Joshua Prince-Ramus is the founding principal and president of REX, where he leads the design of all projects. Joshua was the founding partner of OMA New York—the American affiliate of the Office for Metropolitan Architecture/Rem Koolhaas—until he rebranded that firm as REX in 2006. While REX was still known as OMA New York, Joshua was partner-in-charge of the Seattle Central Library and the Guggenheim-Hermitage Museum in Las Vegas, among many other cultural projects.

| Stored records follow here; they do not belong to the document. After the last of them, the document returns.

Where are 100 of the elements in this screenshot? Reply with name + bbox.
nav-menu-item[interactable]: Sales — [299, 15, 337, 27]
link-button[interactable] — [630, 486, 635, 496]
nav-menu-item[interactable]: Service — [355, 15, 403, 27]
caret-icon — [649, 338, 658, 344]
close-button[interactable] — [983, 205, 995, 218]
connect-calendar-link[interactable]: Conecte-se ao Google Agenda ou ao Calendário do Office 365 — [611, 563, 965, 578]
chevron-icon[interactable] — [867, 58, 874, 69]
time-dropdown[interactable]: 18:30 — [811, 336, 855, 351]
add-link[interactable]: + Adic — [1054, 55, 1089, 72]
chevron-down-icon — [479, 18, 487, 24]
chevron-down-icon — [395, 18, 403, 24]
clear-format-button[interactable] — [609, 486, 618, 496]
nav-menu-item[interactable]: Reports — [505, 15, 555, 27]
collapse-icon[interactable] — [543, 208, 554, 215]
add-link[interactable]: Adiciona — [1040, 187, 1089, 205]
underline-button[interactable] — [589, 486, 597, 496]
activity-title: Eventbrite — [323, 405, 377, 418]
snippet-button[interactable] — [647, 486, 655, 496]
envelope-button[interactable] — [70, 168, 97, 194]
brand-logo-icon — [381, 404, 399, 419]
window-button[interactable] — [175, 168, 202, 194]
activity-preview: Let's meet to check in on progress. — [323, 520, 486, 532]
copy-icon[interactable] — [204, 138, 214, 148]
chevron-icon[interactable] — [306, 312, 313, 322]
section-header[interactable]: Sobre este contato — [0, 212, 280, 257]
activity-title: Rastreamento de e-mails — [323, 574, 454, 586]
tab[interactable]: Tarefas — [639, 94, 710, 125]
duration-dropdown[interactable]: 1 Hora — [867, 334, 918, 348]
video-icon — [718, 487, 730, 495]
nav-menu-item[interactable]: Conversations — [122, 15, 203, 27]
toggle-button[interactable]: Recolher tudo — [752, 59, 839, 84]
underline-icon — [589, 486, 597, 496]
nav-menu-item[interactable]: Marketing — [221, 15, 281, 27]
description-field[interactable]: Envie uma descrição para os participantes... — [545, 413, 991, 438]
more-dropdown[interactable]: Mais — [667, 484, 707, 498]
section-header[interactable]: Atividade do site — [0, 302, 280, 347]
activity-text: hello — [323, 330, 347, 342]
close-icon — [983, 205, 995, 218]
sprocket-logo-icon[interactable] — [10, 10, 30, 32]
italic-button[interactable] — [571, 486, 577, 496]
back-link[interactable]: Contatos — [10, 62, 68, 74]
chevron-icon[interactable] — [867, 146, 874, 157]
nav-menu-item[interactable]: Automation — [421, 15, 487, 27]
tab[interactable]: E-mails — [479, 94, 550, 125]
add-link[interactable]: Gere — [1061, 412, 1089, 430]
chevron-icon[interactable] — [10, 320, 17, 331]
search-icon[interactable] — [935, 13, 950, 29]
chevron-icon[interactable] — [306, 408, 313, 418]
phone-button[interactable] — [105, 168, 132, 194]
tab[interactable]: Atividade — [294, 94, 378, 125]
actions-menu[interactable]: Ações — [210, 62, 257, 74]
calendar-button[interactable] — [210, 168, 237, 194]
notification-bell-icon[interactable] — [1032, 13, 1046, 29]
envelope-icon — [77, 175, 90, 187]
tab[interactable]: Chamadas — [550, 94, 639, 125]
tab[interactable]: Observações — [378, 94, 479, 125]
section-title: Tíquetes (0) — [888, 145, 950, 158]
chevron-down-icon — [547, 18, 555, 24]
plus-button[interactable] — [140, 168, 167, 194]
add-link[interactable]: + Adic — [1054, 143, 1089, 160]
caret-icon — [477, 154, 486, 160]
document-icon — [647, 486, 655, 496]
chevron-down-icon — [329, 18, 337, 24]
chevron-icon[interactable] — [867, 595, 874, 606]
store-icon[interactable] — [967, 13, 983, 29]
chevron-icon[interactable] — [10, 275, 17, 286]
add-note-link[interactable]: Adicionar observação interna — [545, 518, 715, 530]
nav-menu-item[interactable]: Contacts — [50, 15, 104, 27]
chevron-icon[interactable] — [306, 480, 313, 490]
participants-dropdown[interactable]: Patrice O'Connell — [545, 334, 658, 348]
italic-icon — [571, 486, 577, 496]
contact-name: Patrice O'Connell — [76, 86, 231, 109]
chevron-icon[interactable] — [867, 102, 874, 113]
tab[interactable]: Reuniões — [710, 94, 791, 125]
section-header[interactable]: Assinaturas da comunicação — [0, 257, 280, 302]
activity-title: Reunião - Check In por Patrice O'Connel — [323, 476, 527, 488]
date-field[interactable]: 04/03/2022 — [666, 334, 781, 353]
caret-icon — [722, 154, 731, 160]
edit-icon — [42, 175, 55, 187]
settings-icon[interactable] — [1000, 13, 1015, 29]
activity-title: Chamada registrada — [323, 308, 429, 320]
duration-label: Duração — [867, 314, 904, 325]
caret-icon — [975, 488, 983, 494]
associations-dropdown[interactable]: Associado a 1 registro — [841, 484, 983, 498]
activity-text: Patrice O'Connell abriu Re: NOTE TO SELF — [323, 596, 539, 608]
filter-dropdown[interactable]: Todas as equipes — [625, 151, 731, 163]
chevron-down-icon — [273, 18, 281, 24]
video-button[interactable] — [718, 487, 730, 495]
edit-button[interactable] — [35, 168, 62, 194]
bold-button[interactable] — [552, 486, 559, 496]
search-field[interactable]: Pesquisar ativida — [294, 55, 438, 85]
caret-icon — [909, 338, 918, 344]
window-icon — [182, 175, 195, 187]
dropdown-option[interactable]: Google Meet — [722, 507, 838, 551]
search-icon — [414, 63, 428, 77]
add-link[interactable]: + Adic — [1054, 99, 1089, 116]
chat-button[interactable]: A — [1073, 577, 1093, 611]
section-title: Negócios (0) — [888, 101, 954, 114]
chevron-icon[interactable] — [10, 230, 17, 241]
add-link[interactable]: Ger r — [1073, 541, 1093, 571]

A former member of the TED Brain Trust, Joshua has shared REX’s design methodologies at the TED2006 and TEDxSMU conferences. He is the most recent recipient of the Marcus Prize, bestowed upon architects "on a trajectory to greatness.” Joshua has been credited as one of the “5 greatest architects under 50” by The Huffington Post, one of the world’s most influential young architects by Wallpaper*, and one of the twenty most influential players in design by Fast Company; he was also listed among “The 20 Essential Young Architects” by ICON magazine and featured as one of the “Best and Brightest” by Esquire magazine.

Joshua is a frequent contributor to architectural academia, convinced that—if architecture is to evolve—professionals have a responsibility to improve the profession from within. He has been Eero Saarinen Visiting Professor at Yale University and Cullinan Visiting Professor at Rice University, and has been a visiting professor at Columbia University, Harvard University, the Massachusetts Institute of Technology (MIT), and Syracuse University. He lectures frequently at universities and symposiums around the world.

Joshua holds a Master of Architecture from Harvard University, where he earned the inaugural Araldo Cossutta Fellowship and the SOM Fellowship, and a Bachelor of Arts in Philosophy with distinction in the major, magna cum laude, from Yale University. He is a registered architect in the U.S. and the Netherlands, and is NCARB certified.